Some suggested that the ‘Raindrop’ prelude was given the name because he had been inspired by the sound of raindrops on the monastery roof, but Chopin always denied that this was the case.
However although summer in Majorca was good for his health, winter was not so agreeable, and the couple returned to the comforts of Paris and of George Sand’s country home at Nohant.
For ten years Chopin lived there in elegant seclusion, teaching and composing. But the great romance faded into friendship, and when the Revolution came in 1848 Chopin fled to England.
Though desperately ill he was forced to give public recitals to earn a living, but in 1849 he returned to Paris, where he succumbed to the sickness that had plagued him for so many years.
Now I am listening to Chopin’s prelude in E minor, Opus 28, No.4, which clearly derives from a melancholy train of thought. Its sad slow melody unfolds above the heavy desolate plod of accompanying chords.
For this reason it transcribed easily for organ, and was eminently suitable music for a funeral. As such it was played during his own funeral service in the Madeleine Church, Paris in October 1849, together with music from Mozart’s Requim.
Watching and listening from whatever vantage point his spirit might now have had, this fact alone, apart from the release from his suffering, must have been very pleasing.
But he did have moments of sheer joy when he composed solo piano music for 52 Mazurkas.
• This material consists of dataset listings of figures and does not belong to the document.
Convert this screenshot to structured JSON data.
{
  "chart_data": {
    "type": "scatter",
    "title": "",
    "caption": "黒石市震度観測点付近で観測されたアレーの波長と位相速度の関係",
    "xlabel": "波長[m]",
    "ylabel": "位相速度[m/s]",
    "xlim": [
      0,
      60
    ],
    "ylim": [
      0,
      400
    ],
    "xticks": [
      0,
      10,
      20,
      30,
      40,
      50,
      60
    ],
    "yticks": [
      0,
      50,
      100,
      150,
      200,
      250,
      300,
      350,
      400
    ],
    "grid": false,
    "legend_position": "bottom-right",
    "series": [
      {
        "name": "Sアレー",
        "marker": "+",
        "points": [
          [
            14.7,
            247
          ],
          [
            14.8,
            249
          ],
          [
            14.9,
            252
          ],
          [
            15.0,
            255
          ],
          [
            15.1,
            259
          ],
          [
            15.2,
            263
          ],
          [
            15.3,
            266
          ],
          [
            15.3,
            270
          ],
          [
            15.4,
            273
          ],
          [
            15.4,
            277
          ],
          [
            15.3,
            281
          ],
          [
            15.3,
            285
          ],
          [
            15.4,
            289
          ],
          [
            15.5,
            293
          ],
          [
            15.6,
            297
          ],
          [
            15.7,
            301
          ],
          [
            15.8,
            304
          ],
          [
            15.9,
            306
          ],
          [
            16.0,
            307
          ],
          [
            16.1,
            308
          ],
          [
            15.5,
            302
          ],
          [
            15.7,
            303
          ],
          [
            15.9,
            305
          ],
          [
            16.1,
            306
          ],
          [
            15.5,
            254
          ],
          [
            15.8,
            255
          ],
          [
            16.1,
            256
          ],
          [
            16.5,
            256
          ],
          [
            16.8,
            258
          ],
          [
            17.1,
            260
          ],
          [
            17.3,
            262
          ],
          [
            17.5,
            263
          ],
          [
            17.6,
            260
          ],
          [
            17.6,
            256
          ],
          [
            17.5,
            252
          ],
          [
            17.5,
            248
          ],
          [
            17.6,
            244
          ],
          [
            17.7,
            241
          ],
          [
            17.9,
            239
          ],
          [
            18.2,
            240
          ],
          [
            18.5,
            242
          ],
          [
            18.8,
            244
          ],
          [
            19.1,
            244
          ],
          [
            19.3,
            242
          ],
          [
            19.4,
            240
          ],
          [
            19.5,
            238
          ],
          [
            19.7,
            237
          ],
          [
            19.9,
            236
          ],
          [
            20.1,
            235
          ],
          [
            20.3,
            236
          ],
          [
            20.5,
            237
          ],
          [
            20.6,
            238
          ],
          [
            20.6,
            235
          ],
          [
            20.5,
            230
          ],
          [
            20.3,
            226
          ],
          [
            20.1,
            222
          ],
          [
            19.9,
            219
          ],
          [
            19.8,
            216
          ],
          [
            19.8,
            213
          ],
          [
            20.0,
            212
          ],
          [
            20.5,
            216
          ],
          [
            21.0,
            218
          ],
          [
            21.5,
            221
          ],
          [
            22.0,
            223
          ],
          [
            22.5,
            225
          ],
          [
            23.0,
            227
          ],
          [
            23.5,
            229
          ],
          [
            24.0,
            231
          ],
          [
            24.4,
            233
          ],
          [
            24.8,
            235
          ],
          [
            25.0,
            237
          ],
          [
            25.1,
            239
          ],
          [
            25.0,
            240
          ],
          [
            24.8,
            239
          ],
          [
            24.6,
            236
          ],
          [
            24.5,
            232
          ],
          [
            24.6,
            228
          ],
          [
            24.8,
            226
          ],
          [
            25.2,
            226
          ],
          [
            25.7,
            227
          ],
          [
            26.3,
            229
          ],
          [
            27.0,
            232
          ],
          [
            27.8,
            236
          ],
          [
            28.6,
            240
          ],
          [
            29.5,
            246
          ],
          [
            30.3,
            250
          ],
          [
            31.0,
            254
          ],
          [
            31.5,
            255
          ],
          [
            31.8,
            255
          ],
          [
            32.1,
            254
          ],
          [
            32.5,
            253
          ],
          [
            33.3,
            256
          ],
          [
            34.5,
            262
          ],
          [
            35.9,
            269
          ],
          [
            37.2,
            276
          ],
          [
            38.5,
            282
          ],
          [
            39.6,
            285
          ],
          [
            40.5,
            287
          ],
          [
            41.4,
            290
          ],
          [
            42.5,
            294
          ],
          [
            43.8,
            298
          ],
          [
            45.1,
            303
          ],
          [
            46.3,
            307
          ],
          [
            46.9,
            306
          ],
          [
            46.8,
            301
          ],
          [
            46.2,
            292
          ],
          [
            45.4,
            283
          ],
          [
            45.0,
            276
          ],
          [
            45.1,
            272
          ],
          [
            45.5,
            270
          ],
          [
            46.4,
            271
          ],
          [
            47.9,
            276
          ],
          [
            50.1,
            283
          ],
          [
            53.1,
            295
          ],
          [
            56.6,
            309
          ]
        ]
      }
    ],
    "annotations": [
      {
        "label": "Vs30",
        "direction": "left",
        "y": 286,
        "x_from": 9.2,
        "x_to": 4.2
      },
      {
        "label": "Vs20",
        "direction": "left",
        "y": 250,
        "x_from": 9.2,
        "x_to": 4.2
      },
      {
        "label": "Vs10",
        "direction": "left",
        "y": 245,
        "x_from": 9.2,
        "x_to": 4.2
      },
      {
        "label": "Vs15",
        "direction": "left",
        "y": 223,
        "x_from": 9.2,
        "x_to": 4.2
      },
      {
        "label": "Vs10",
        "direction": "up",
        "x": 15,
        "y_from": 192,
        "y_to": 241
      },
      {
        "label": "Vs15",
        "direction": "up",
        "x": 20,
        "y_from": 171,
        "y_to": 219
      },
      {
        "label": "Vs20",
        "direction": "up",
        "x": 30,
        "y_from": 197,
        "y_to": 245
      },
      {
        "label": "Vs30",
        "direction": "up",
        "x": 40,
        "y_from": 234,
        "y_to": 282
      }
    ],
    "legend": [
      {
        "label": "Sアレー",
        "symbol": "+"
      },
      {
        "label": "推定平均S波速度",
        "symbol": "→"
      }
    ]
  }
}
These are the traditional dances of Poland, and though usually in a medium paced form, Chopin’s Mazurka’s were often much faster.
No other great composer concentrated so exclusively on one instrument as Chopin did on the piano. Moreover, most of his output for the piano was confined to relatively short pieces.
But within these limits, Chopin poured out a steady stream of wonderful inspired music – passionate, stormy, happy, sad, dreamily reflective, and rich in melody. At the same time, his music is always perfectly judged in terms of form and technical style.
Two things shaped the course of music through the Romantic Period of the 19th century. One was the growth of the orchestra. The other the development of the piano into an instrument whose variety of tone set it apart from the harpsichord, and which began to resemble today’s concert grand.
Many composers of the period, Beethoven, Schumann, Mendelssohn and Liszt, regarded the piano as their favourite instrument. But nobody understood it better than Chopin. He could make the piano sound more truly romantic and poetic than anybody else. He also wrote for it more sympathetically than any other composer.
As a man, he may not have been as passionate, as revolutionary, or even as romantic as Hollywood would have us believe. But all these qualities, and more, are to be found in his music, the richest and most influential legacy to be left to the piano repertoire by any one composer in the history of music.